To begin with, let’s determine the highest common factor (HCF) of the numbers 65 and 117.
First, we’ll find the prime factorization of both numbers:
- 65 can be factored into: 5 × 13.
- 117 can be factored into: 3 × 39 or equivalently 3 × 3 × 13.
From the factorizations above, we see that both 65 and 117 share the prime factor 13.
Thus, the HCF of 65 and 117 is 13.
Next, we are tasked with finding integral values of m and n such that HCF(65m, 117n) equals 13.
To achieve this, we can express both 65m and 117n in terms of their prime factors:
- Since 65 = 5 × 13, we can write: 65m = 5m × 13.

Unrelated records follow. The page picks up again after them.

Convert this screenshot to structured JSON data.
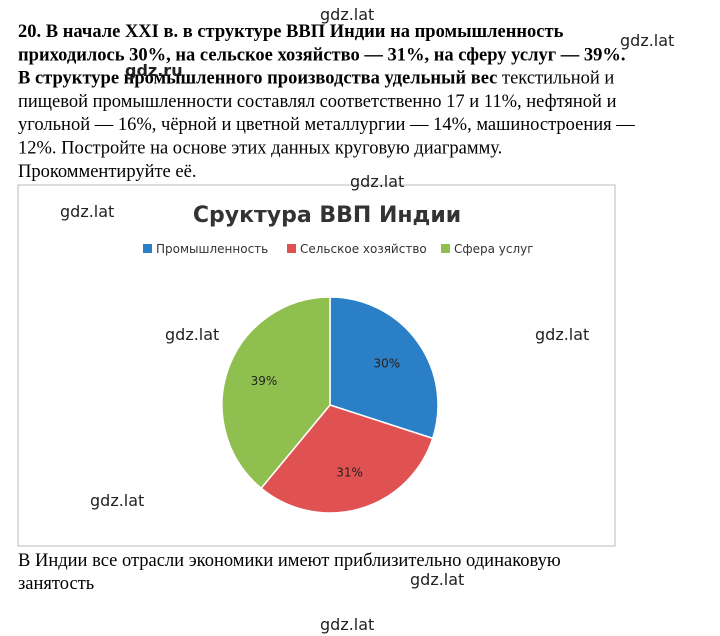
{
  "problem": {
    "lines": [
      [
        {
          "text": "20. В начале XXI в. в структуре ВВП Индии на промышленность",
          "bold": true
        }
      ],
      [
        {
          "text": "приходилось 30%, на сельское хозяйство — 31%, на сферу услуг — 39%.",
          "bold": true
        }
      ],
      [
        {
          "text": "В структуре промышленного производства удельный вес",
          "bold": true
        },
        {
          "text": " текстильной и",
          "bold": false
        }
      ],
      [
        {
          "text": "пищевой промышленности составлял соответственно 17 и 11%, нефтяной и",
          "bold": false
        }
      ],
      [
        {
          "text": "угольной — 16%, чёрной и цветной металлургии — 14%, машиностроения —",
          "bold": false
        }
      ],
      [
        {
          "text": "12%. Постройте на основе этих данных круговую диаграмму.",
          "bold": false
        }
      ],
      [
        {
          "text": "Прокомментируйте её.",
          "bold": false
        }
      ]
    ]
  },
  "chart_data": {
    "type": "pie",
    "title": "Сруктура ВВП Индии",
    "categories": [
      "Промышленность",
      "Сельское хозяйство",
      "Сфера услуг"
    ],
    "values": [
      30,
      31,
      39
    ],
    "value_labels": [
      "30%",
      "31%",
      "39%"
    ],
    "colors": [
      "#2b7fc6",
      "#e05252",
      "#8fbf4f"
    ],
    "legend": "top"
  },
  "answer": {
    "lines": [
      "В Индии все отрасли экономики имеют приблизительно одинаковую",
      "занятость"
    ]
  },
  "watermarks": [
    "gdz.lat",
    "gdz.lat",
    "gdz.ru",
    "gdz.lat",
    "gdz.lat",
    "gdz.lat",
    "gdz.lat",
    "gdz.lat",
    "gdz.lat",
    "gdz.lat"
  ]
}
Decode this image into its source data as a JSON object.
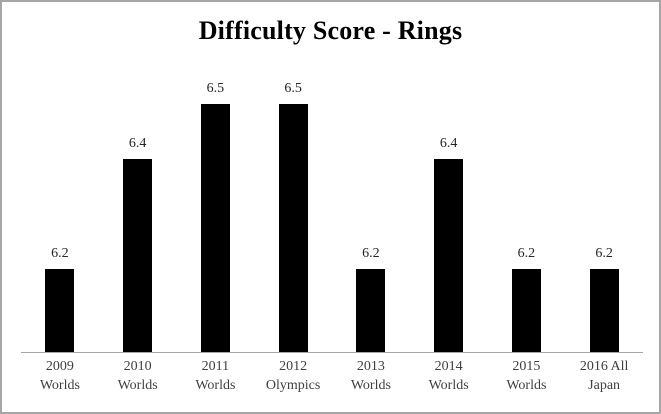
{
  "frame": {
    "background": "#ffffff",
    "border_color": "#a6a6a6"
  },
  "chart_data": {
    "type": "bar",
    "title": "Difficulty Score - Rings",
    "categories": [
      "2009 Worlds",
      "2010 Worlds",
      "2011 Worlds",
      "2012 Olympics",
      "2013 Worlds",
      "2014 Worlds",
      "2015 Worlds",
      "2016 All Japan"
    ],
    "category_label_lines": [
      [
        "2009",
        "Worlds"
      ],
      [
        "2010",
        "Worlds"
      ],
      [
        "2011",
        "Worlds"
      ],
      [
        "2012",
        "Olympics"
      ],
      [
        "2013",
        "Worlds"
      ],
      [
        "2014",
        "Worlds"
      ],
      [
        "2015",
        "Worlds"
      ],
      [
        "2016 All",
        "Japan"
      ]
    ],
    "values": [
      6.2,
      6.4,
      6.5,
      6.5,
      6.2,
      6.4,
      6.2,
      6.2
    ],
    "data_labels": [
      "6.2",
      "6.4",
      "6.5",
      "6.5",
      "6.2",
      "6.4",
      "6.2",
      "6.2"
    ],
    "xlabel": "",
    "ylabel": "",
    "ylim": [
      6.05,
      6.55
    ],
    "grid": false,
    "legend": "none",
    "bar_color": "#000000",
    "axis_line_color": "#a6a6a6",
    "data_label_color": "#262626",
    "tick_label_color": "#404040",
    "title_color": "#000000"
  }
}
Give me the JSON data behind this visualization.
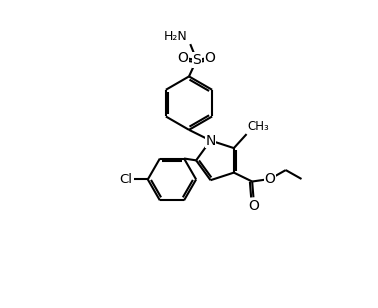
{
  "background_color": "#ffffff",
  "line_color": "#000000",
  "line_width": 1.5,
  "fig_width": 3.78,
  "fig_height": 3.08,
  "dpi": 100,
  "xlim": [
    -1,
    11
  ],
  "ylim": [
    -1,
    11
  ]
}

- And for 117 = 3 × 39, we can assert: 117n = 3n × 39.
For the HCF of 65m and 117n to equal 13, both m and n should be chosen such that the common factor remains only 13.
A straightforward choice is to set m = 1 and n = 1. In this case:
- HCF(65 × 1, 117 × 1) = HCF(65, 117) = 13.
Therefore, one pair of integral values for m and n that achieves our requirement is (m, n) = (1, 1).
However, there are other possible pairs as well, such as:
- m = 2 and n = 1
- m = 1 and n = 2
In each case, if one of the values is a multiple of the respective number that does not introduce additional factors of 13 or any other common prime factors, we ensure that the HCF remains 13. This shows that the selections for m and n can be somewhat flexible, as long as they are appropriately chosen.
In summary, the HCF of 65 and 117 is 13, and one pair of integral values for m and n satisfying HCF(65m, 117n) = HCF(65, 117) is (m, n) = (1, 1).